To sum it up, I’d like to share my own thoughts on the fates of these three women. In spite of the fact that they belong to different social strata, different age groups, and have different views on life, Robyn, Marjorie, and Debby have one thing which unites them. I mean their shell.

Robyn has withdrawn into her educational shell. She has found her refuge in women’s studies, post-structuralism, and her books. Scientific work has become for her a sort of substitution for love and emotions. She feels very secure and confident within the university life. Although Robyn believes that she is close to common people, I cannot share this point of view. In my opinion, Robyn knows very little about them and their real lives. As for her private life, once Robyn mentioned that she doesn’t need a man to complete her. My personal point of view coincides with that of Vic: Robyn hasn’t met her man yet. If she finds him, I’m sure that she would be a devoted wife and caring mother.

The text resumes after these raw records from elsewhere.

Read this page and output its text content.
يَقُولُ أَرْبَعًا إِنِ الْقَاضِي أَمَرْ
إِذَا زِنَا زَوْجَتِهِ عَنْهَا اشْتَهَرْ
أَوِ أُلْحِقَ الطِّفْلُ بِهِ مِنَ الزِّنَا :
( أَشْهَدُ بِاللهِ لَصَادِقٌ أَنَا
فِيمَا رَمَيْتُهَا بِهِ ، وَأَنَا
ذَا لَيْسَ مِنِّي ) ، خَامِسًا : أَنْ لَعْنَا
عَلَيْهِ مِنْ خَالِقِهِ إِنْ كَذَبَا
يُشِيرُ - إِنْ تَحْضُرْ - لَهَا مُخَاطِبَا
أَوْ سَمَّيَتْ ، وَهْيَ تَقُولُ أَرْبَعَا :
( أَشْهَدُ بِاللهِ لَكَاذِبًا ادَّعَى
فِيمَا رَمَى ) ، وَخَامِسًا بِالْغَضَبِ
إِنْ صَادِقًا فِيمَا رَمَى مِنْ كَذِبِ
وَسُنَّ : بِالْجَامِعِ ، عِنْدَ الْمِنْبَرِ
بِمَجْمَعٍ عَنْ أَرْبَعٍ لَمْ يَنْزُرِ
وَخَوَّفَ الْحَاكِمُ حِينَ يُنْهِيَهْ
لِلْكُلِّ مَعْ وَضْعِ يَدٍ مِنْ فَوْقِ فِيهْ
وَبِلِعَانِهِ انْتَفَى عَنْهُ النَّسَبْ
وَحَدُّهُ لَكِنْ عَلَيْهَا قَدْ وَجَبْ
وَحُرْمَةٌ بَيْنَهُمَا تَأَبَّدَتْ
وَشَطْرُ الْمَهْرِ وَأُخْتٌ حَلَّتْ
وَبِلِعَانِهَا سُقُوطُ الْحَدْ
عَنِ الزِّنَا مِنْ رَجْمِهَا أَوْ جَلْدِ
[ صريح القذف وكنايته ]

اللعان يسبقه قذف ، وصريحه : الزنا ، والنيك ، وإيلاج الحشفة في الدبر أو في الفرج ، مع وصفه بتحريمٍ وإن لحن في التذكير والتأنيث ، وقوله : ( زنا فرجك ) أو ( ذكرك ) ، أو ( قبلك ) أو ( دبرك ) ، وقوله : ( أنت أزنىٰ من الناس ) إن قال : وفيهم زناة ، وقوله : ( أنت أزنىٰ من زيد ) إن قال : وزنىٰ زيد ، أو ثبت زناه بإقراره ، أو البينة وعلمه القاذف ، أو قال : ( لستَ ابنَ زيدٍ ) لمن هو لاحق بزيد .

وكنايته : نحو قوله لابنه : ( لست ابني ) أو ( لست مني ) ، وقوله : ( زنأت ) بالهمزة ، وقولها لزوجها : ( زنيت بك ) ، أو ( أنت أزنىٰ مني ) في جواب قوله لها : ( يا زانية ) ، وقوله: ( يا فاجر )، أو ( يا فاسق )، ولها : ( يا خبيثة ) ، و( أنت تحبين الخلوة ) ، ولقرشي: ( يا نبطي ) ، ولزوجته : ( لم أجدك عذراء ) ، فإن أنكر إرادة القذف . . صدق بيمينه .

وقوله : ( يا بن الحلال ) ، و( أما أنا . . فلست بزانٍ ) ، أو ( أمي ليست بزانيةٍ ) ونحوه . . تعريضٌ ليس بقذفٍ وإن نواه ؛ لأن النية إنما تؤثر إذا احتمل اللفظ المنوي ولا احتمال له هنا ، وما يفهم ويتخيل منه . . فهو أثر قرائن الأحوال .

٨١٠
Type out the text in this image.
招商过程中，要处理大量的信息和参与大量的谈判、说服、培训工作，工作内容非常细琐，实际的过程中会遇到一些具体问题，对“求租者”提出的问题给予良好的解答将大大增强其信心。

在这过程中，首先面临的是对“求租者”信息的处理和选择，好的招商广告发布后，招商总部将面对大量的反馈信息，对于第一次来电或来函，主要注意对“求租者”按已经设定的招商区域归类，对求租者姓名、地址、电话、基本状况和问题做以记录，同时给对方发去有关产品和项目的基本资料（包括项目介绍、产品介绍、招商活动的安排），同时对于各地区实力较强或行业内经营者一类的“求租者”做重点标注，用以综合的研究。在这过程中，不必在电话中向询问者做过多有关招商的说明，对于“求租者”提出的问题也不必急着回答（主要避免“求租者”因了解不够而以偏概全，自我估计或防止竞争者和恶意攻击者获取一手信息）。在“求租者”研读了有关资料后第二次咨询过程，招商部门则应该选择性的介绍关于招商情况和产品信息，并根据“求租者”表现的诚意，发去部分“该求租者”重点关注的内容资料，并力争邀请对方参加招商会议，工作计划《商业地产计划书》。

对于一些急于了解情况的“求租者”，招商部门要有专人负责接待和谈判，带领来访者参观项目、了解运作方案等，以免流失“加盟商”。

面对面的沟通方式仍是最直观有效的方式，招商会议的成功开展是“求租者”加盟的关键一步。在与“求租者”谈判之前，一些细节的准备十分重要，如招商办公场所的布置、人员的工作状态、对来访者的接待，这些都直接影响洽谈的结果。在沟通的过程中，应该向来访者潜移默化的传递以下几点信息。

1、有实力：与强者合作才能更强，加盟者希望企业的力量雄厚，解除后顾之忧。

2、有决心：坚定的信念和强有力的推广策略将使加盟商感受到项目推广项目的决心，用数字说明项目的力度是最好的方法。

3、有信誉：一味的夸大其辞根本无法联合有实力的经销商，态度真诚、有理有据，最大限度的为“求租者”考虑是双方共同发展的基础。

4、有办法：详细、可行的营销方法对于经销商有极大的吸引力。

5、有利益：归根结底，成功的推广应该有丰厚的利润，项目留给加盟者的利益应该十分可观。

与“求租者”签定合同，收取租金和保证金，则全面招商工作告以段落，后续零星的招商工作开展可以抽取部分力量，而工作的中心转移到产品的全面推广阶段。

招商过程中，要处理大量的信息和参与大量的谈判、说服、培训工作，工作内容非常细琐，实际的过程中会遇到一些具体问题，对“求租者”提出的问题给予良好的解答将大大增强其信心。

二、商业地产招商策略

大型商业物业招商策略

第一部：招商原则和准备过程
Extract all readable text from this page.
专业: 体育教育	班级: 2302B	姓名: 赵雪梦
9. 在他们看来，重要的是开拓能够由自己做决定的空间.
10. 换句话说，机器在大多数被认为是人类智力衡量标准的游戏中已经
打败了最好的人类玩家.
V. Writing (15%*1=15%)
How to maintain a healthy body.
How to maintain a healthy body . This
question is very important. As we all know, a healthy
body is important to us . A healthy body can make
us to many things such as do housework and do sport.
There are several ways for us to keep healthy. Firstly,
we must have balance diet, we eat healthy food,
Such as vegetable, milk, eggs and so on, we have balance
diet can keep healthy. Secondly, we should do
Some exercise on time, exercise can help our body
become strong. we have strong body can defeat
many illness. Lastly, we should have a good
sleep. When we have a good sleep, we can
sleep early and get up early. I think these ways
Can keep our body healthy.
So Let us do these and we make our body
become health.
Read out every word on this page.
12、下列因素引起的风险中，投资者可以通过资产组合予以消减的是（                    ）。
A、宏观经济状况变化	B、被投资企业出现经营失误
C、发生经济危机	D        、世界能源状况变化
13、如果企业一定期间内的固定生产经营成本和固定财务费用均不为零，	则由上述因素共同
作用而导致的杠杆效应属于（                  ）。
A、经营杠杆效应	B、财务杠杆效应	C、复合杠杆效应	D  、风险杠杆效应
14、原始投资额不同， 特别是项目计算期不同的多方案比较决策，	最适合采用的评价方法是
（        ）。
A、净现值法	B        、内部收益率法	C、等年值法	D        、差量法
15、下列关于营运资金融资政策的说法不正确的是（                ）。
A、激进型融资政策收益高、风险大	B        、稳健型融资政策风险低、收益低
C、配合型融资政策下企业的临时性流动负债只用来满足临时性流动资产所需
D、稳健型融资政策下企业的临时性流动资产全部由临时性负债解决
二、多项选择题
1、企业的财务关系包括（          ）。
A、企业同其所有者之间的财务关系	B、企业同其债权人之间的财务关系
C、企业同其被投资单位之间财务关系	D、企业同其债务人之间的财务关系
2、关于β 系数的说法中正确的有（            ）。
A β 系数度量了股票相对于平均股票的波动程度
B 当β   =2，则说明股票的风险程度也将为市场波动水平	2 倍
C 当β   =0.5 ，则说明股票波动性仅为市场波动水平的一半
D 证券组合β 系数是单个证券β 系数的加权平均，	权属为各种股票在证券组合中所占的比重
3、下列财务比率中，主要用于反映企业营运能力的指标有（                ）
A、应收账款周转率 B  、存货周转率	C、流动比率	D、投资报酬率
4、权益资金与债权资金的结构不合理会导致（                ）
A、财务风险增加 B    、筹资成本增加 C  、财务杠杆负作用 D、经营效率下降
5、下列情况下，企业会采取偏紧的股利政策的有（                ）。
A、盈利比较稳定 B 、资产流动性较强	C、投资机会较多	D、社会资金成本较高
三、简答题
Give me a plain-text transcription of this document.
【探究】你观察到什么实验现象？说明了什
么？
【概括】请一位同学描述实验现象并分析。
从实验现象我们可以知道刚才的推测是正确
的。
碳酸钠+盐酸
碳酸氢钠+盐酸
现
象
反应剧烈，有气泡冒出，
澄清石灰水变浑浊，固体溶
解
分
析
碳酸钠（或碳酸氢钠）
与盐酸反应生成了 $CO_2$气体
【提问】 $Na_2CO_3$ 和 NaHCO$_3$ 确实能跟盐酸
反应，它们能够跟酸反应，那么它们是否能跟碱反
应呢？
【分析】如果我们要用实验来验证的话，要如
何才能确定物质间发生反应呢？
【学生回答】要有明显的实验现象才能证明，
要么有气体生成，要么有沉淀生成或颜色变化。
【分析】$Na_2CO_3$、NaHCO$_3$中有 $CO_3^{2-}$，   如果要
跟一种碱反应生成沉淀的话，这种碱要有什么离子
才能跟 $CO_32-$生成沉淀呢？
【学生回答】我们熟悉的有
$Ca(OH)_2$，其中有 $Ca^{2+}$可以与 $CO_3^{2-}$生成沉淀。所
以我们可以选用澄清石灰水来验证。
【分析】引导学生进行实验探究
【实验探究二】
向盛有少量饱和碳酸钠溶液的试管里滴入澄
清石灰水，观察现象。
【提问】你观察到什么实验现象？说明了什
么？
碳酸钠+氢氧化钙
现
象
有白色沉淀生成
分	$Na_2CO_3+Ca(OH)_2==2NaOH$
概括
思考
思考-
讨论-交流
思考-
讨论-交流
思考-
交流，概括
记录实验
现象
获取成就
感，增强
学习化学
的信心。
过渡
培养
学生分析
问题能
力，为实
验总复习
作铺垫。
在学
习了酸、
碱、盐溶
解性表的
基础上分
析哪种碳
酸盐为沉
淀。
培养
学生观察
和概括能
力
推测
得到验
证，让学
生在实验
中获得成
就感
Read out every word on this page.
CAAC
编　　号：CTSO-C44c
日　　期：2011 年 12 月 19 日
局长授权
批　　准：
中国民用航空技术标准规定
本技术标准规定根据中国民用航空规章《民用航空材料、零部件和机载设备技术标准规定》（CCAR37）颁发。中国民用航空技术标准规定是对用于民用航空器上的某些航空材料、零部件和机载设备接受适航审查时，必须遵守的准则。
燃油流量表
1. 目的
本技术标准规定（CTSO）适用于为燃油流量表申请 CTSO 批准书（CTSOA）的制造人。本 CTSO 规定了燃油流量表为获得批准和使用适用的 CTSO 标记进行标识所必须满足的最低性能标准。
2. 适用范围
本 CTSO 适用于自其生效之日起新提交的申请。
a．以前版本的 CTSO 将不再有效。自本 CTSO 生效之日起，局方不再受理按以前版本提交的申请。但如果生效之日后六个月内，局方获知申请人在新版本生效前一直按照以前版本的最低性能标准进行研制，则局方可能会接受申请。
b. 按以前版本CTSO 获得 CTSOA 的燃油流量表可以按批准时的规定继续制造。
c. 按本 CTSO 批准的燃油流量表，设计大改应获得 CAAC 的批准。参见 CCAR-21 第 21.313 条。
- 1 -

Marjorie has retreated into the shell, lumbered with useless items, depressive thoughts, and feeble attempts to change the situation. However, I’m sure that Marjorie’s life will improve. Her problems are solvable. To illustrate this, I’d like to give the following quotation.

■ Sometimes our fate resembles a fruit tree in winter. Who would think that those branches would turn green again and blossom, but we hope it, we know it.”

I’d like to finish my essay with Robyn’s words: “Once you realize there is nothing outside the text, you can begin to write it yourself.” As far as I can observe it, this remark can be explained metaphorically. The metaphor is based on the similarity between text and fate. So, let’s begin to write our fates ourselves.